Jules Taylor / Mountain Time / May 2018
RIYL: The Forecast, The Shouting Matches, Pearl Jam
Upon first glance at Jules’ Taylor’s debut “Mountain Time,” you would think you’re about to embark on the musical equivalent of a Quentin Tarantino journey. And save for an obvious lack of bloodshed and racially controversial language, the cover isn’t all that misleading.
Throughout the seven songs of Mountain Time, Taylor takes listeners through a western soundscape at an aptly paced gallop. Lead single and album opener “Pining” introduces us to Taylor’s grungey vocal inflections, eerily similar at times (though, thankfully not too similar) to a young Eddie Vedder, a fact my wife would appreciate way more than I. That’s not to say this is a grunge record – it certainly shares some of the same sensibilities, but ends up having more in common with a band like The Forecast or The Black Keys (if watered down to a more appealing elixir).
Musically, Mountain Time is stellar. The production is crisp, and the individual songs ebb and flow perfectly within themselves, a fact that Taylor is keenly aware of, indicating that he “stressed over every guitar tone, every part, every lyric and every new instrument [he] picked up.” It is mixed as if you are watching it unfold before you, live in a country-western-themed bar, which 100% works to its advantage. Despite all that, when laid out in sequence, these moderately-paced songs start to come off a bit formulaic. One might argue that he’s found a sound and he’s stuck to it, which wouldn’t be wrong. But it takes six songs before Taylor reveals he’s more than just a one-trick pony, and when that seventh and final track kicks in, it’s admittedly a breath of fresh air.

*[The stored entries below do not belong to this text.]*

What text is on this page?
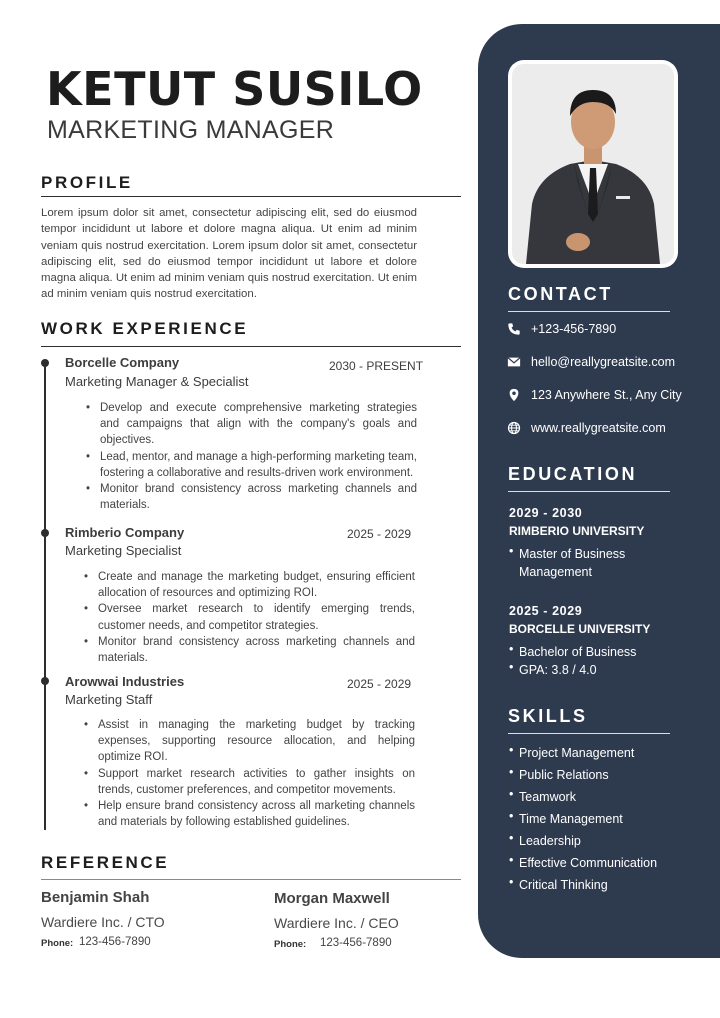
CONTACT
+123-456-7890
hello@reallygreatsite.com
123 Anywhere St., Any City
www.reallygreatsite.com
EDUCATION
2029 - 2030
RIMBERIO UNIVERSITY
• Master of Business Management
2025 - 2029
BORCELLE UNIVERSITY
• Bachelor of Business
• GPA: 3.8 / 4.0
SKILLS
• Project Management
• Public Relations
• Teamwork
• Time Management
• Leadership
• Effective Communication
• Critical Thinking
KETUT SUSILO
MARKETING MANAGER
PROFILE
Lorem ipsum dolor sit amet, consectetur adipiscing elit, sed do eiusmod tempor incididunt ut labore et dolore magna aliqua. Ut enim ad minim veniam quis nostrud exercitation. Lorem ipsum dolor sit amet, consectetur adipiscing elit, sed do eiusmod tempor incididunt ut labore et dolore magna aliqua. Ut enim ad minim veniam quis nostrud exercitation. Ut enim ad minim veniam quis nostrud exercitation.
WORK EXPERIENCE
Borcelle Company	2030 - PRESENT
Marketing Manager & Specialist
• Develop and execute comprehensive marketing strategies and campaigns that align with the company's goals and objectives.
• Lead, mentor, and manage a high-performing marketing team, fostering a collaborative and results-driven work environment.
• Monitor brand consistency across marketing channels and materials.
Rimberio Company	2025 - 2029
Marketing Specialist
• Create and manage the marketing budget, ensuring efficient allocation of resources and optimizing ROI.
• Oversee market research to identify emerging trends, customer needs, and competitor strategies.
• Monitor brand consistency across marketing channels and materials.
Arowwai Industries	2025 - 2029
Marketing Staff
• Assist in managing the marketing budget by tracking expenses, supporting resource allocation, and helping optimize ROI.
• Support market research activities to gather insights on trends, customer preferences, and competitor movements.
• Help ensure brand consistency across all marketing channels and materials by following established guidelines.
REFERENCE
Benjamin Shah
Wardiere Inc. / CTO
Phone: 123-456-7890
Morgan Maxwell
Wardiere Inc. / CEO
Phone: 123-456-7890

It is here, on “Carolina King,” where Taylor trades in his twangy, minor-key-obsessed electric guitar for the gentler acoustic he’s holding so effortlessly on the album’s cover. Neither necessarily suit him better than the other, but that’s kind of the point. It is a small hint of proof that Taylor can branch out of his comfort zone and succeed with flying colors when he gives himself the chance.
Mountain Time isn’t something you hear too often nowadays, and I do mean that as a compliment. This is a record I could see my Dad playing through the stereo while working together in my childhood garage. It’s a record to drive through the flat-plained area of the country with. It’s white-collar in blue-collar clothing. And in terms of a solo debut, that’s as good a blueprint as any to build off of going forward.